LOTRO: Out of the Frying Pan, Into the Fire
Considering that the Mordor expansion for LOTRO was released on August 2nd last year, I’ve made precious little progress. I don’t like the zone for reasons I’ve mentioned in a previous blog post, yet I now find myself in a position where I need to clear through its content, so I can move on to the new regions that have become available with Update 22 – Legacy of the Necromancer. So, I decided to see if I could just get away with just completing the central Epic Story and ignoring the secondary quest lines. However, I have once again ground to a halt due to what I consider to be excessive grind. Having entered the fortress of Durthang, I found that rather than offer any sort of meaningful tactical challenge, I was instead just confronted with a series of rooms which are all densely packed with mobs. Furthermore, as the Mordor is effectively a gear check due to the additional ten levels that Standing Stone Games have added to the MMO, all mobs in Mordor have been arbitrarily adjusted. As a result, they are demonstrably harder to kill than those in the Dagorlad Waste or North Ithilien.
Gear checks and difficulty adjustments are frequently necessary in the MMO genre and I have no problem in principle as to what SSG have done with Mordor. You can justify making the region more difficult just on lore alone. However, the developers have not upped the ante through a new mechanic or by grouping particular types of mobs together to offer a tactical challenge. It would appear that enemies have simply had their moral and defensive attributes “turned up”. The net result is that combat isn’t any more taxing in so far as planning and skill. It just takes longer to burn down an enemy. Therein lies the rub.
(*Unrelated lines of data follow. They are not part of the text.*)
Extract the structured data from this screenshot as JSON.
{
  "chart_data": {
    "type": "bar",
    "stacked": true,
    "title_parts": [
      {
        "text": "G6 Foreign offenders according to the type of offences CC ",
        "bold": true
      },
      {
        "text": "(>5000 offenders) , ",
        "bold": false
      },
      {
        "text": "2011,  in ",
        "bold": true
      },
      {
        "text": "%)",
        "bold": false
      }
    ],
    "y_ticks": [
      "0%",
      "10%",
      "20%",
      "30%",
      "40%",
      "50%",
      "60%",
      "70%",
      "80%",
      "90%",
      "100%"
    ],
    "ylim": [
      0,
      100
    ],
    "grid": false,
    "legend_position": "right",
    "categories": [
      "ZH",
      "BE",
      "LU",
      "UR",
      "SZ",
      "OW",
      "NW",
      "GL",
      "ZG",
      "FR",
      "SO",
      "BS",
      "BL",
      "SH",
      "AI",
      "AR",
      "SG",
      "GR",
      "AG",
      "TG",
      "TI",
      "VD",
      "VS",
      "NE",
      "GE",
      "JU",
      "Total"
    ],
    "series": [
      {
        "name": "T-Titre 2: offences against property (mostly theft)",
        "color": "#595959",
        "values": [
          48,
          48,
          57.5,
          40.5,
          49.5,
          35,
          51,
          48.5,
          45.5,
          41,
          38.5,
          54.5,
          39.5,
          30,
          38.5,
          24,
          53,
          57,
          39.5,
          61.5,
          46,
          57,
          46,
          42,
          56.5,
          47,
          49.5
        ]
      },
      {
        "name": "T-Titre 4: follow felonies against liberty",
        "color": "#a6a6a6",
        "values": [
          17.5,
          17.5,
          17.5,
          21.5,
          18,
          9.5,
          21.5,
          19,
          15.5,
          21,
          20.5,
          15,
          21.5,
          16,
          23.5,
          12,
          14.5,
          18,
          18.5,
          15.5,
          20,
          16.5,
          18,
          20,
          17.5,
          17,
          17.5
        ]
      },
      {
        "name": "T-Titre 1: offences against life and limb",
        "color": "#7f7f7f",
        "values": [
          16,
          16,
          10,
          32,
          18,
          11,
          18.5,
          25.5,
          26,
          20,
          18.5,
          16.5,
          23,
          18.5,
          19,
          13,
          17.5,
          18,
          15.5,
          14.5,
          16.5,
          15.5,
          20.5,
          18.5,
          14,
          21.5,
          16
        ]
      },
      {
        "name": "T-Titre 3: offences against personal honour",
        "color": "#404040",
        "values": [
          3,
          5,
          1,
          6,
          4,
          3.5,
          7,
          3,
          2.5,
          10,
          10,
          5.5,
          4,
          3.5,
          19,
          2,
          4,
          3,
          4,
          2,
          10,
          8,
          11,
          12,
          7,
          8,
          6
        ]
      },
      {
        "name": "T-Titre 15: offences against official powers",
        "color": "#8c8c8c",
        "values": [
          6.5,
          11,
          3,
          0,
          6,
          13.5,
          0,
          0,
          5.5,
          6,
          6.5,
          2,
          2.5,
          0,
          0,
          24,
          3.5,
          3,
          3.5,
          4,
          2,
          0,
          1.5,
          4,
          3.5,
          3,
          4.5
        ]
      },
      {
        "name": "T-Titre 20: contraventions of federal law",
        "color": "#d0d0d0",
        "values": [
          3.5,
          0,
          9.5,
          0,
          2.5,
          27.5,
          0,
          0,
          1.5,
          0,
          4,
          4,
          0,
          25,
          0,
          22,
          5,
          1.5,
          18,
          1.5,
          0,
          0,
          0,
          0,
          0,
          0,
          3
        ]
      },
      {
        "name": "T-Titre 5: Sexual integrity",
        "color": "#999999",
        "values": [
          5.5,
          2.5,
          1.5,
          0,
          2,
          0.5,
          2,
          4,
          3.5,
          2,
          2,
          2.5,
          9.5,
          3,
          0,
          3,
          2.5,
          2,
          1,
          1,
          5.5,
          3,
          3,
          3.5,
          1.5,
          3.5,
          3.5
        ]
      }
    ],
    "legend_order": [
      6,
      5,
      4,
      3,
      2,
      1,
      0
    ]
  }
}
All players have different tolerance levels and degrees of patience when it comes to combat, as it is such a fundamental aspect of the MMO genre. There is a fine and subjective line between what is challenging and what is tedious. Combat in Mordor doesn’t require a new strategy, it just requires time. A lot of time. And as regular readers know, I tend to view my gaming through the prism of an equation. Time and effort plus sundry other variables offset against the expected results. In a nutshell, Mordor is taking too long and thus negating any enjoyment.
I wrote a post about alternative ways of levelling recently but ultimately it solves one problem only to cause another. It is possible to hit the new level cap outside of Mordor, however such a strategy will leave you without any suitable new gear. I received a new pair of Gloves as a quest reward and although they are only uncommon quality, they have an 100% increase in armour value to those I had equipped. The stats are not to be sneezed at either. What this demonstrates is that SSG expect players to progress through Mordor to acquire more robust gear. If you then play through the endgame content, you’ll receive top tier items to further improve your build. Furthermore, Dale, Erebor and the other new areas in Update 22 are of a comparable difficulty to Mordor. Hence if you go directly to the new region without acquiring any new Mordor related gear, you’ll have seriously gimped yourself. Thus, it presents players struggling to catch up with an interesting dilemma. Do you gird your loins and “endure” the grind of Mordor, or go to new zone and slog through quests there in an underpowered state? It does seem a case of “out of the frying pan, into the fire”. However, there is also a third option. Go play something else, which is what I shall do while I considering a solution to this current problem.